The first book in the IDER series, published in 2014, is an anthology that I co-edited with Marco Pina on The Evolution of Social Communication in Primates, a Multidisciplinary Approach

The book is an outgrowth of a conference I chaired at the Faculty of Science of the University of Lisbon on the evolutionary relation between primate communication and human language and the different ways there are whereby experts from various disciplines, such as primatology, linguistics, anthropology, cognitive science, and philosophy investigate their connection. 

The introduction to the book, titled Studying Social Communication in Primates: From Ethology and Comparative Zoology to Social Primatology, Evolutionary Psychology, and Evolutionary Linguistics, can be read here.

Published in 2006, the anthology on Evolutionary Epistemology, Language and Culture: A Non-Adaptationist, Systems Theoretical Approach is a spin-off from a conference on the topic I chaired with the financial support of the Center for Logic and Philosophy of Science and the Center Leo Apostel at the Dutch Free University of Brussels in 2004. 

It was the first time that a book volume on evolutionary epistemology focused on language and culture rather than behavior and cognition, as well as on how language and culture can be approached from within evolutionary theories that surpass the tenets of the Modern Synthesis.

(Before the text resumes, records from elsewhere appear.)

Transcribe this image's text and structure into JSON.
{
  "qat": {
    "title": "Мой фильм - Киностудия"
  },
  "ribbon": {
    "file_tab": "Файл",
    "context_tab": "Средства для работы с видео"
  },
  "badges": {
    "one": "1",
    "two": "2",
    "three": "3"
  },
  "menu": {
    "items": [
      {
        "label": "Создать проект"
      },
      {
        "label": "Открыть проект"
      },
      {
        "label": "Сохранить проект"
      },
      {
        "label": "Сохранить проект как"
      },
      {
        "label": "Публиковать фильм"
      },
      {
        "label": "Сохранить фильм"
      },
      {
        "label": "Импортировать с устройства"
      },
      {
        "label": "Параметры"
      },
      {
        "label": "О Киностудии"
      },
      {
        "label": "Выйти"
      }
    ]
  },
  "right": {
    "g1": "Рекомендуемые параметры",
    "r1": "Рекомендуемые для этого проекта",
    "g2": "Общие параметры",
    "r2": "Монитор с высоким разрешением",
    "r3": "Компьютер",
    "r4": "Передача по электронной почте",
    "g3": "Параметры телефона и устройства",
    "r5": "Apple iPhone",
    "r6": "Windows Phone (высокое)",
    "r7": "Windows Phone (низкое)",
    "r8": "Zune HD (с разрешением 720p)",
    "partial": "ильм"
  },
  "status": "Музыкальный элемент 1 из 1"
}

The Introduction to Evolutionary Epistemology, Language and Culture and my paper on Evolutionary epistemology and the origin and evolution of language: Taking symbiogenesis seriously can be consulted here. The latter paper pioneered in pointing out that the reticulate or network-like aspects of language contact and language borrowing resemble the way in which organisms horizontally exchange genes, symbionts, and other forms of matter and energy. Such parallel processes are now well-recognized and parse and parcel of scientific study. 

My second book is co-edited by Katrien Mondt. Tanslated to English, it is titled Dynamic Inter- and Transdisciplinary Language Research: The New Language Sciences

The book was published in 2006 as an outgrowth of a think-tank that Katrien and I directed on language research. The book features written versions of invited talks by Flemish and Dutch linguists, anthropologists, computer scientists, and philosophers of science who contemplate the nature of language and the different ways there are to study it. The book is out of print but the electronic version is available here

Beyond the editorial introduction On the New Language Sciences, I wrote a chapter for the book titled The Origin of Language: Is it a question for Philosophy, Linguistics, Anthropology, or Biology? I conclude that a multidisciplinary stance is needed.

My first book, published in 2004, translates to English as On the Origin and Evolution of Life: 15 From the Standard Paradigm Deviating Theses. 

It was the first Dutch book published on the newly emerging evolutionary biology. The work details how origin of life problems, symbiogenesis, and punctuated equilibria deviate from the standard Neo-Darwinian paradigm. 

The volume is a revised version of my Master thesis in Philosophy of Science that I defended in 2001. My thesis supervisors, Philip Polk and Jean Paul Van Bendegem wrote a foreword and afterword for the book. The book is out of print but a transcript can be downloaded here.